Verifying the patch on hardware
Before considering a patch shipped:
- Diff the binary against the original to confirm only the intended bytes changed:
$ cmp -l firmware.bin firmware.orig.bin- Disassemble the patched region and confirm it reads correctly:
$ r2 firmware.bin
[0x...]> pdf @ <patched function>- Test on hardware. Test the modified path (does the bypass actually trigger?) and test adjacent paths (did the patch break anything else?).
Warning
"My patch works in the disassembler" is not "my patch works on hardware". The cache, the FPB (Flash Patch and Breakpoint unit on Cortex-M), the MPU, the bootloader, the integrity check, and the data cache can each silently invalidate a patched image. Always verify on real silicon for production patches.
Patches as scripts
For repeatable patches, save the commands as an r2 script:
# patch_v1.r2
oo+ # writable
wa "mov r0, #0" @ 0x08001234 # bypass check
wa "bx lr" @ 0x08001236
wv 0xCAFEBABE @ 0x08010000 # change magic
wcr # actually no, revert (test)Apply:
$ r2 -i patch_v1.r2 firmware.binCommit the script to git. Diff between firmware versions is then a script diff, and your patches travel with the project.
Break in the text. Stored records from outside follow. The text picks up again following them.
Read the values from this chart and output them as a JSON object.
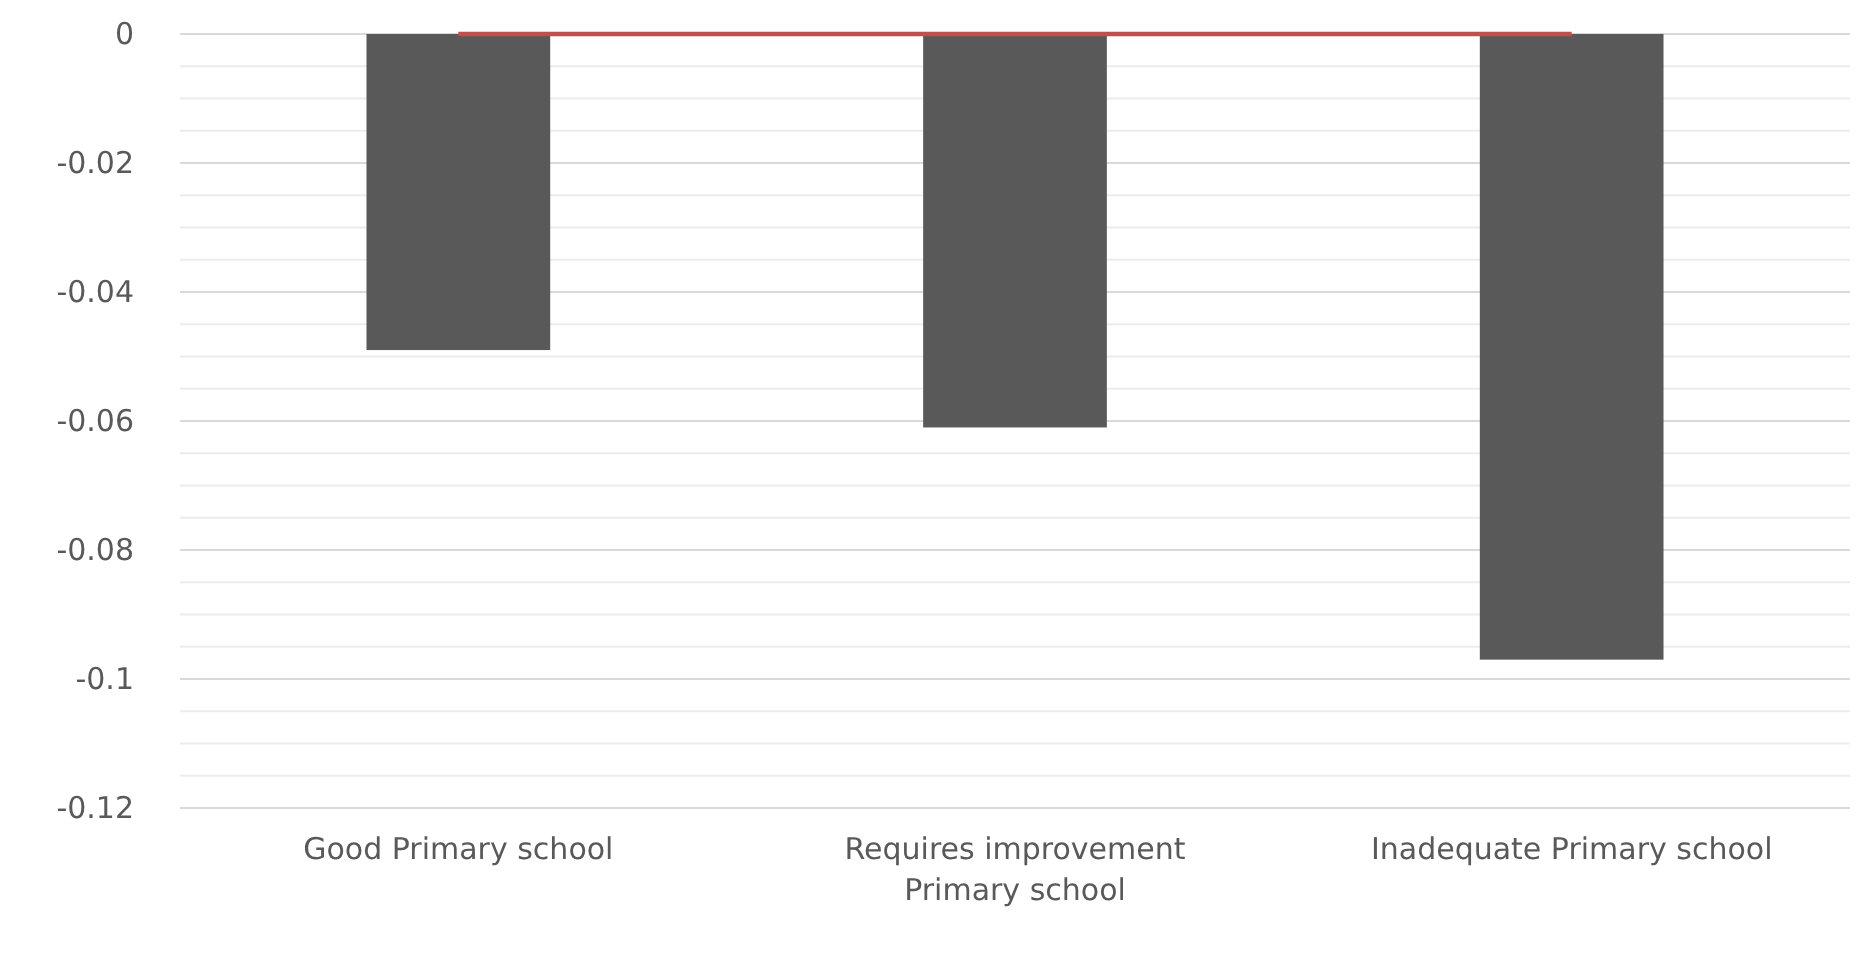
{
  "chart_data": {
    "type": "bar",
    "categories": [
      "Good Primary school",
      "Requires improvement Primary school",
      "Inadequate Primary school"
    ],
    "series": [
      {
        "color": "#595959",
        "values": [
          -0.049,
          -0.061,
          -0.097
        ]
      },
      {
        "type": "line",
        "color": "#c0504d",
        "values": [
          0,
          0,
          0
        ]
      }
    ],
    "ylim": [
      -0.12,
      0
    ],
    "yticks": [
      {
        "value": -0.12,
        "label": "-0.12"
      },
      {
        "value": -0.115,
        "label": null
      },
      {
        "value": -0.11,
        "label": null
      },
      {
        "value": -0.105,
        "label": null
      },
      {
        "value": -0.1,
        "label": "-0.1"
      },
      {
        "value": -0.095,
        "label": null
      },
      {
        "value": -0.09,
        "label": null
      },
      {
        "value": -0.085,
        "label": null
      },
      {
        "value": -0.08,
        "label": "-0.08"
      },
      {
        "value": -0.075,
        "label": null
      },
      {
        "value": -0.07,
        "label": null
      },
      {
        "value": -0.065,
        "label": null
      },
      {
        "value": -0.06,
        "label": "-0.06"
      },
      {
        "value": -0.055,
        "label": null
      },
      {
        "value": -0.05,
        "label": null
      },
      {
        "value": -0.045,
        "label": null
      },
      {
        "value": -0.04,
        "label": "-0.04"
      },
      {
        "value": -0.035,
        "label": null
      },
      {
        "value": -0.03,
        "label": null
      },
      {
        "value": -0.025,
        "label": null
      },
      {
        "value": -0.02,
        "label": "-0.02"
      },
      {
        "value": -0.015,
        "label": null
      },
      {
        "value": -0.01,
        "label": null
      },
      {
        "value": -0.005,
        "label": null
      },
      {
        "value": 0,
        "label": "0"
      }
    ],
    "grid": true
  }
}
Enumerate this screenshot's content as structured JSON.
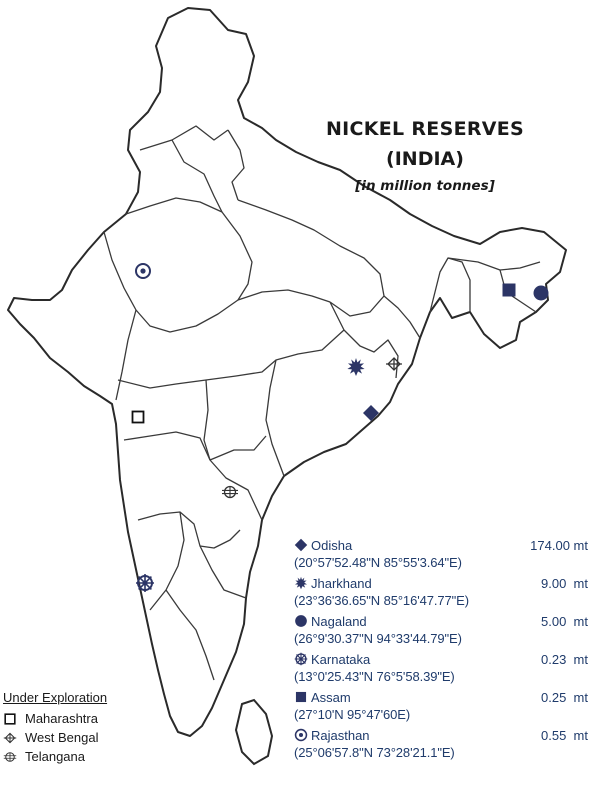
{
  "title": {
    "line1": "NICKEL RESERVES",
    "line2": "(INDIA)",
    "unit": "[in million tonnes]"
  },
  "reserves": [
    {
      "state": "Odisha",
      "value": "174.00 mt",
      "coordinates": "(20°57'52.48\"N 85°55'3.64\"E)",
      "icon": "diamond-icon"
    },
    {
      "state": "Jharkhand",
      "value": "9.00  mt",
      "coordinates": "(23°36'36.65\"N 85°16'47.77\"E)",
      "icon": "sunburst-icon"
    },
    {
      "state": "Nagaland",
      "value": "5.00  mt",
      "coordinates": "(26°9'30.37\"N 94°33'44.79\"E)",
      "icon": "circle-icon"
    },
    {
      "state": "Karnataka",
      "value": "0.23  mt",
      "coordinates": "(13°0'25.43\"N 76°5'58.39\"E)",
      "icon": "wheel-icon"
    },
    {
      "state": "Assam",
      "value": "0.25  mt",
      "coordinates": "(27°10'N 95°47'60E)",
      "icon": "square-icon"
    },
    {
      "state": "Rajasthan",
      "value": "0.55  mt",
      "coordinates": "(25°06'57.8\"N 73°28'21.1\"E)",
      "icon": "target-icon"
    }
  ],
  "exploration": {
    "heading": "Under Exploration",
    "items": [
      {
        "state": "Maharashtra",
        "icon": "hollow-square-icon"
      },
      {
        "state": "West Bengal",
        "icon": "crossed-diamond-icon"
      },
      {
        "state": "Telangana",
        "icon": "crossed-circle-icon"
      }
    ]
  },
  "colors": {
    "marker": "#2c3566",
    "legend_text": "#1f3b6b",
    "border": "#2a2a2a"
  }
}
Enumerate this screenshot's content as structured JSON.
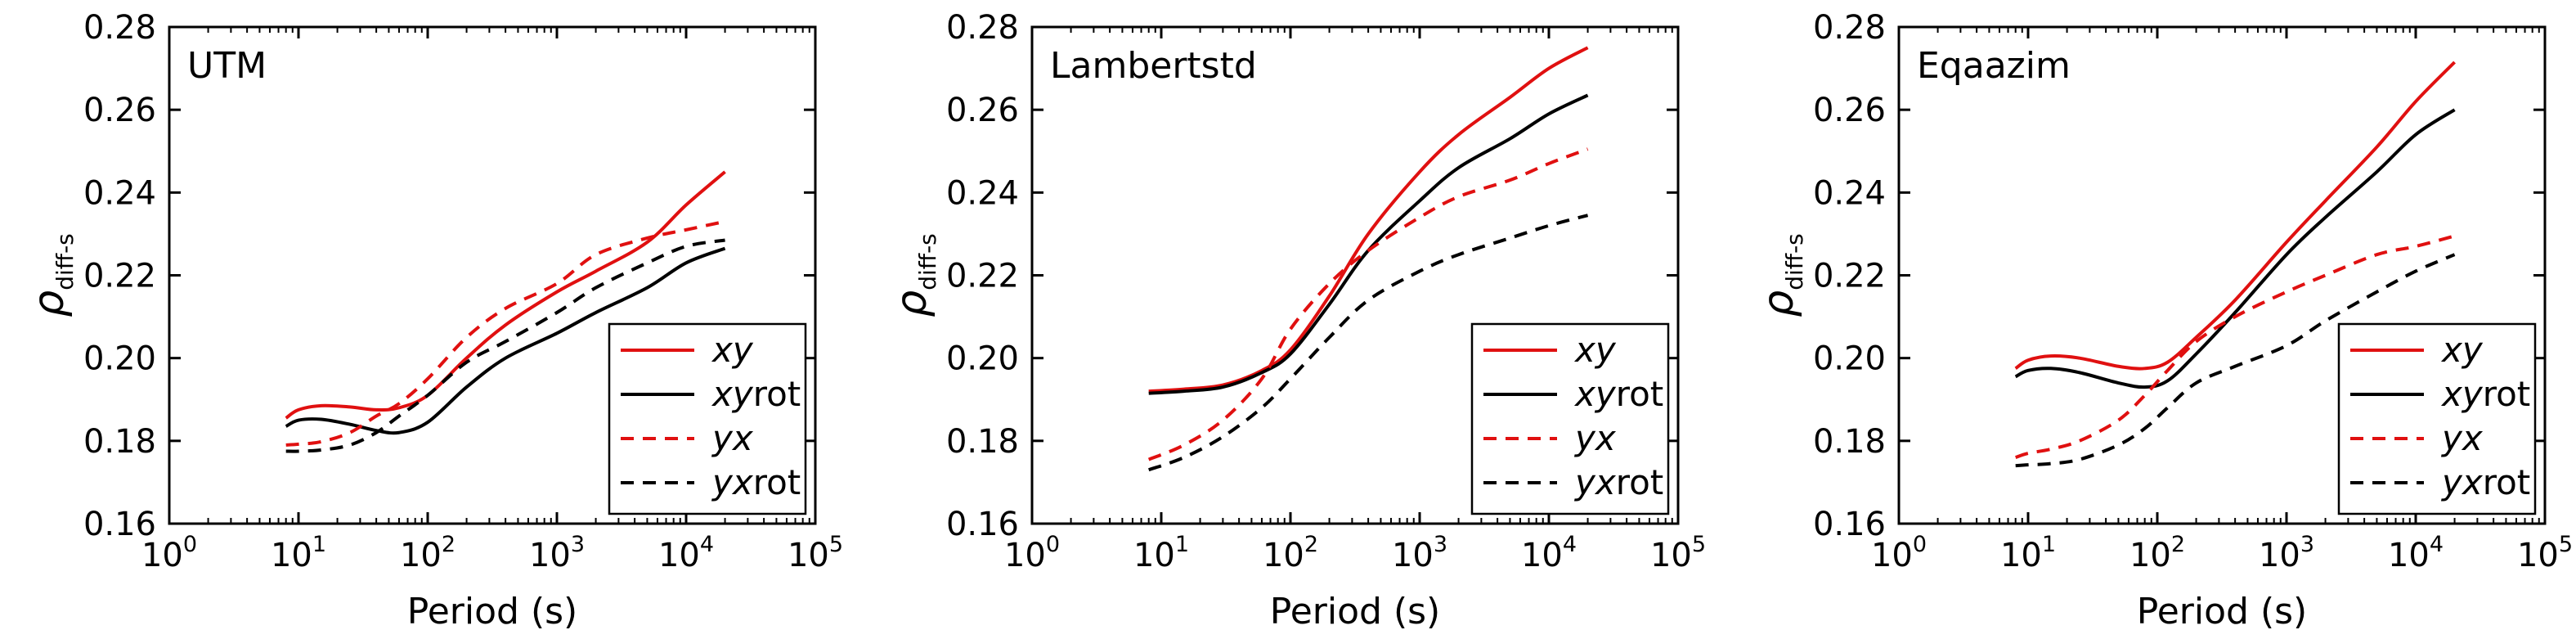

When patches are unsuitable
Some problems should be solved by replacing the whole firmware, not by patching it:
- Adding a feature larger than your padding budget.
- Changing the linker layout (sections move around).
- Targeting an actively-developed firmware that gets updated regularly (each update breaks your patches).
For research, patches are often the right answer. For production, think hard before shipping a patched binary instead of a rebuilt one — the maintenance debt of patches accumulates fast.